En fait, l’autruche a été très tôt exploitée par les Anciens Egyptiens, principalement pour ses plumes et ses oeufs. Dès l’antiquité, ce grand oiseau était chassé par les pharaons, d’une part pour ses oeufs qui avaient des vertus médicinales: soins des plaies ouvertes, guérir des blessures, morsures veni­meuses, ou encore pour sa graisse : effet calmant sur les douleurs muscu­laires, rhumatismales et arthritiques. La beauté des plumes des autruches est reconnue depuis l’époque pharaonique. Les plumes des autruches, pour les Anciens Egyptiens, symbolisaient la justice et l’équité, étant donné que leurs dimensions sont égales de part et d’autre de leur axe central (ce qui n’est pas le cas chez les autres oiseaux). Dans les scènes du jugement dernier que préside Osiris, Maât est ainsi pré­sente sous la forme d’une minuscule figurine ou d’une plume placée sur l’un des plateaux de la balance. Elle inter­vient lors des jugements des morts. Le pharaon Toutankhamon possédait des éventails en plumes d’autruches. Ce genre de chasse-mouches n’était fabri­qué que pour le pharaon et sa famille. La déesse de la vérité et de l’harmonie est représentée par une femme portant une plume d’autruche dans les che­veux. Et, en guise de bénédiction, la coquille de l’oeuf d’autruche pouvait être déposée dans certaines tombes.

Après la période des pharaons, la population d’autruches a commencé à baisser, voire à disparaître. L’élevage des autruches et son commerce n’a repris qu’au début des années 1990 grâce à deux couples d’étrangers, qui avaient décidé d’importer des autruches d’Afrique du Sud. A partir de cette période, ce genre de marché a com­mencé à devenir florissant dans les quatre coins de la République.

Au moment de la saison de reproduc­tion qui se prolonge de février jusqu’en octobre, le contour des yeux, la peau des cuisses et du cou prennent une teinte rougeâtre chez le mâle. L’oiseau devient agressif. De temps en temps, il rugit comme un dromadaire ou produit des sons « monotones ». Par la suite, le mâle attire l’attention des femelles par une danse. Avant l’accouplement, il bat des ailes dans un mouvement rotatif en se mettant à genoux. Il plie son cou en forme de S et il balance sa tête de droite à gauche. Quant à la femelle, elle adopte alors une attitude de soumission en tenant son cou et sa tête à proximité du sol, les ailes écartées et tombantes. Cette parade nuptiale, qui se déroule à l’intérieur de l’enclos, séduit les visi­teurs.

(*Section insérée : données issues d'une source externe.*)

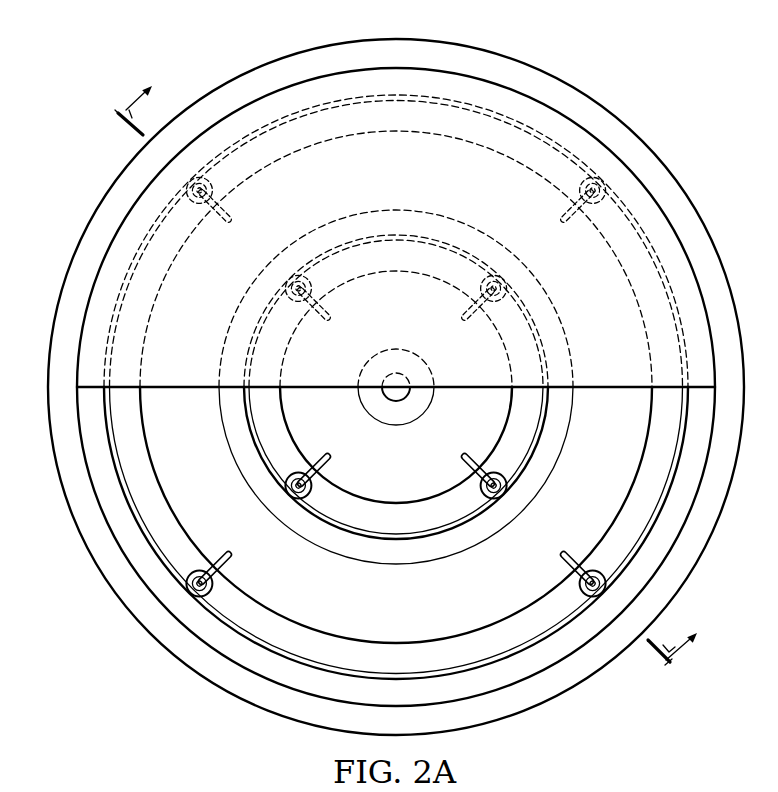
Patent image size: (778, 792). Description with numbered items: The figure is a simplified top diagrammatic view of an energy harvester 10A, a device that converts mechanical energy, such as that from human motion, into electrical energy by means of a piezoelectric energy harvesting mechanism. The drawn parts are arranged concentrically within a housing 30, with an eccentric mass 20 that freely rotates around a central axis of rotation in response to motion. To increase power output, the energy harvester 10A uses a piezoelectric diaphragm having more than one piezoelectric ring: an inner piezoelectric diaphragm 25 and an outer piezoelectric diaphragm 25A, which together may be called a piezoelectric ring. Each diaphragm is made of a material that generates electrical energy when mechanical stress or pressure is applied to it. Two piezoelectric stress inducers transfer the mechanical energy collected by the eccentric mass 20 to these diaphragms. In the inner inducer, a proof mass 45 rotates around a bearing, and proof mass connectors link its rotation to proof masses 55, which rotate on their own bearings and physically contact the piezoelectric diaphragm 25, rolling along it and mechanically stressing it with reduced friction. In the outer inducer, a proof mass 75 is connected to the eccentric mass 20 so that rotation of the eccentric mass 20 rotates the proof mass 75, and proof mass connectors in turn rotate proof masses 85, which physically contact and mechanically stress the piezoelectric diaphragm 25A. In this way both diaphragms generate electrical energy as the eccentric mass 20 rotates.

The energy harvester 10A is at (88, 93).
The eccentric mass 20 is at (480, 78).
The housing 30 is at (568, 82).
The piezoelectric diaphragm 25 is at (349, 533).
The piezoelectric diaphragm 25A is at (398, 680).
The proof mass 45 is at (408, 478).
The proof masses 55 is at (508, 478).
The proof mass 75 is at (408, 617).
The proof masses 85 is at (197, 571).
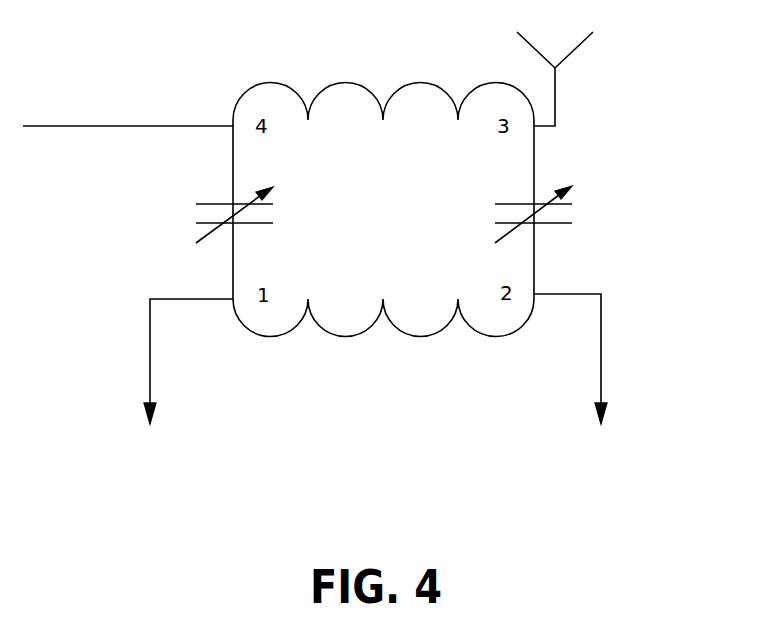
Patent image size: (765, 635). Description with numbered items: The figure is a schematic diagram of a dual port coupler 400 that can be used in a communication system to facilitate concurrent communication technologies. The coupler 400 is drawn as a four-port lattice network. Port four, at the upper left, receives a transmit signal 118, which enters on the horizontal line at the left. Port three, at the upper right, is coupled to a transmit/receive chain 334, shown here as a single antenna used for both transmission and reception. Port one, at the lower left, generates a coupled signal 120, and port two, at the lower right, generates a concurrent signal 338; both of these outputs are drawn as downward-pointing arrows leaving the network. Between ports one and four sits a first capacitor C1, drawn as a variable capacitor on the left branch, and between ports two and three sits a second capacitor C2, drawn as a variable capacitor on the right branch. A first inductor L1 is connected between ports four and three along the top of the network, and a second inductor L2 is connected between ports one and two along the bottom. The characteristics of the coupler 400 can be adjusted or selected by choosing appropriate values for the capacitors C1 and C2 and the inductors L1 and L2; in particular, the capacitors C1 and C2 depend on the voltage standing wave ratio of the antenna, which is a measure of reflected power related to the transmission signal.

The transmit signal 118 is at (73, 126).
The coupled signal 120 is at (150, 360).
The transmit/receive chain 334 is at (603, 113).
The concurrent signal 338 is at (601, 357).
The dual port coupler 400 is at (106, 518).
The first capacitor C1 is at (203, 215).
The second capacitor C2 is at (562, 214).
The first inductor L1 is at (383, 166).
The second inductor L2 is at (383, 340).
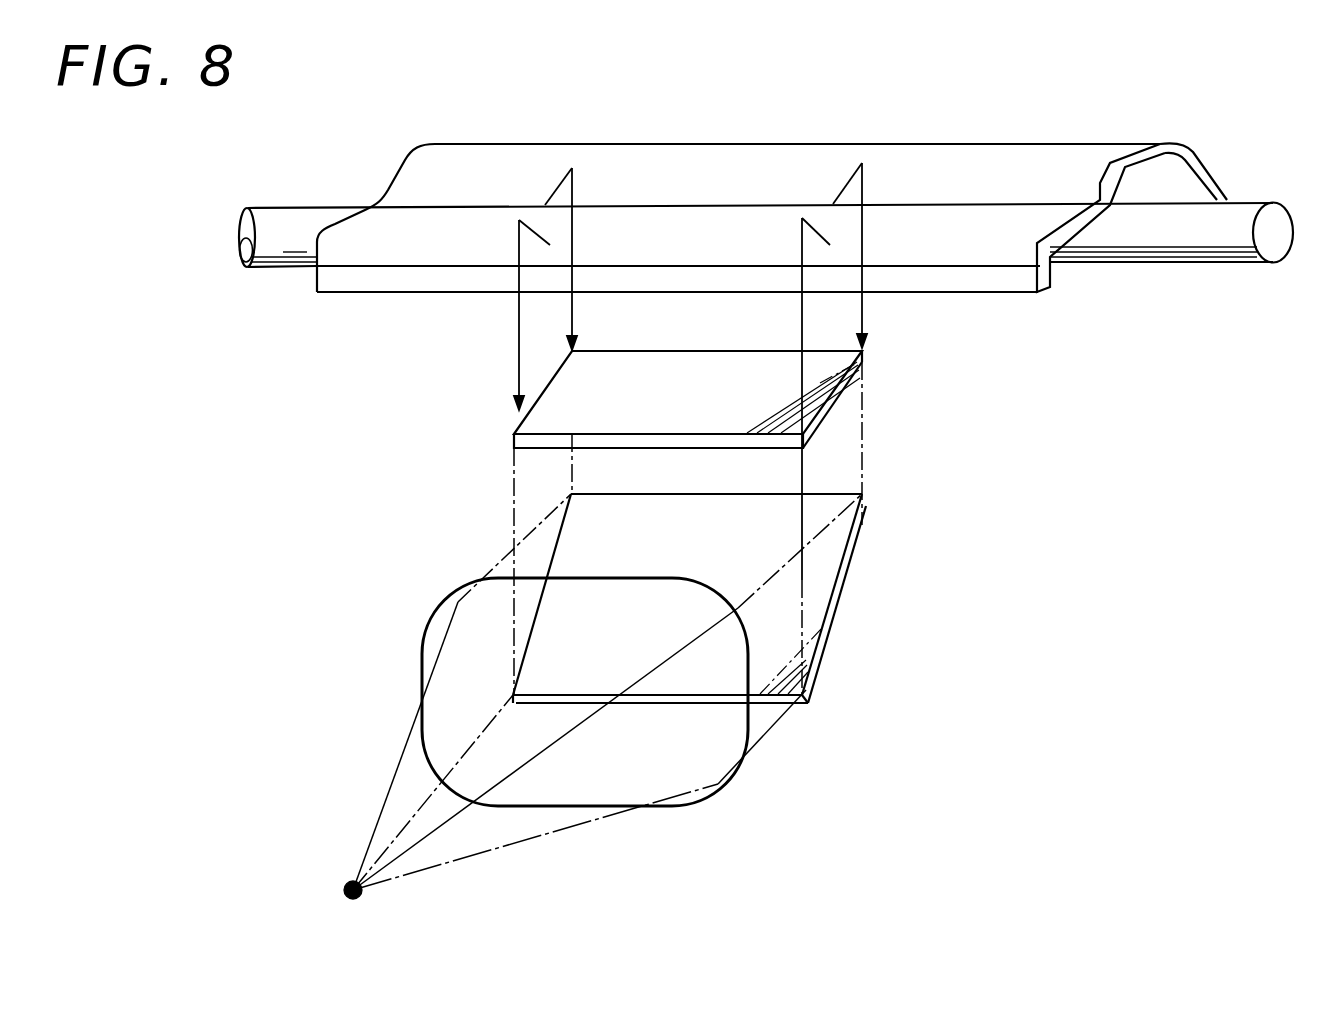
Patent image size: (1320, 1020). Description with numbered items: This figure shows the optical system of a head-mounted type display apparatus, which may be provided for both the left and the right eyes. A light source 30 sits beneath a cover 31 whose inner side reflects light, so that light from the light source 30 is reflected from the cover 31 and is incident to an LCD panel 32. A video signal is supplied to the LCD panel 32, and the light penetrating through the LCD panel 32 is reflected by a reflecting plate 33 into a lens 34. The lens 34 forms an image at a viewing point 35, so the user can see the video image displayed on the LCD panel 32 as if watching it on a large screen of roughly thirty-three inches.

The light source 30 is at (1152, 263).
The cover 31 is at (345, 297).
The LCD panel 32 is at (862, 360).
The reflecting plate 33 is at (833, 543).
The lens 34 is at (710, 772).
The viewing point 35 is at (346, 883).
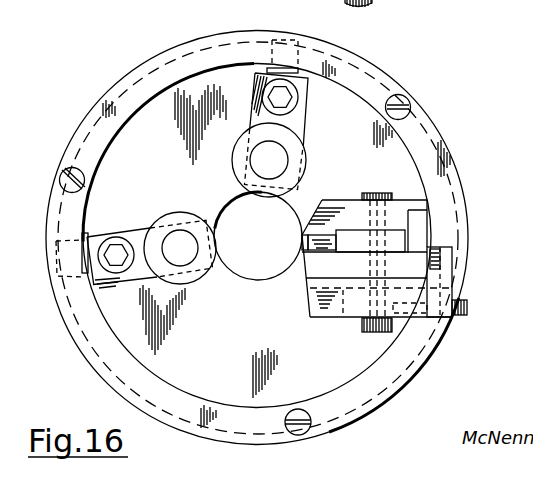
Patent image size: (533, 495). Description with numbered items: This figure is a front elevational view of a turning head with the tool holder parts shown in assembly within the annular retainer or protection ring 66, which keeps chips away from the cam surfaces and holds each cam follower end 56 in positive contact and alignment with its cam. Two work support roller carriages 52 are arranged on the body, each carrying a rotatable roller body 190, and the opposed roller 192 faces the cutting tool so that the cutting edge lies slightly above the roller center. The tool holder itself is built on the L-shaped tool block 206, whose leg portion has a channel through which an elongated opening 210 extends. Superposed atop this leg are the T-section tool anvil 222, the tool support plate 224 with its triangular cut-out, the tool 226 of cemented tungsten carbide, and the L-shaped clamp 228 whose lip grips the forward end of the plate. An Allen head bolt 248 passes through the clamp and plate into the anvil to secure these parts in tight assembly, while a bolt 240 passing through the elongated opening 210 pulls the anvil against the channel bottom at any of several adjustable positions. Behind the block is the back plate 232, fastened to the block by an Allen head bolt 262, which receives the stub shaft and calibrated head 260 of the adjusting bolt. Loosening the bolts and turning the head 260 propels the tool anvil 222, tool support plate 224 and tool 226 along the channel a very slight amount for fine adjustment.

A quelques mètres se trouve un autre enclos, c’est la garderie. « Ces bébés autruches viennent de naître », explique Adham, en pointant du doigt une vingtaine de bébés qui poussent des grognements à peine audibles. La plupart sont encore coincés dans leurs coquilles et ont du mal à s’en extraire, malgré de multiples essais, un autre fait de grands efforts pour se tenir droit sur ses pattes. Un troisième tourne son cou dans tous les sens pour essayer de bri­ser sa coquille pour en sortir. Dès qu’ils sont un peu plus grands, les portes leur sont ouvertes sur l’extérieur. « Il faut les surveiller sans cesse, faire attention à ce qu’il n’y ait pas trop d’herbe ou de cailloux, veiller à tondre et ratisser le terrain, car ils sont petits, ne savent pas se rationner et risquent l’occlusion ! » A partir de trois mois, les oiseaux, beaucoup plus résistants, sont placés dans des abris ouverts avec vue sur la verdure pour grandir à leur aise

A quelques mètres de la garderie, les autruches adultes sont bien plus sûres d’elles. A gauche, une est enfouie dans un grand trou, certainement en train de pondre. A droite, une autre, plumage noir et cou dénudé, est en patrouille. Elle s’approche du grillage, bec en avant, pour défendre son territoire.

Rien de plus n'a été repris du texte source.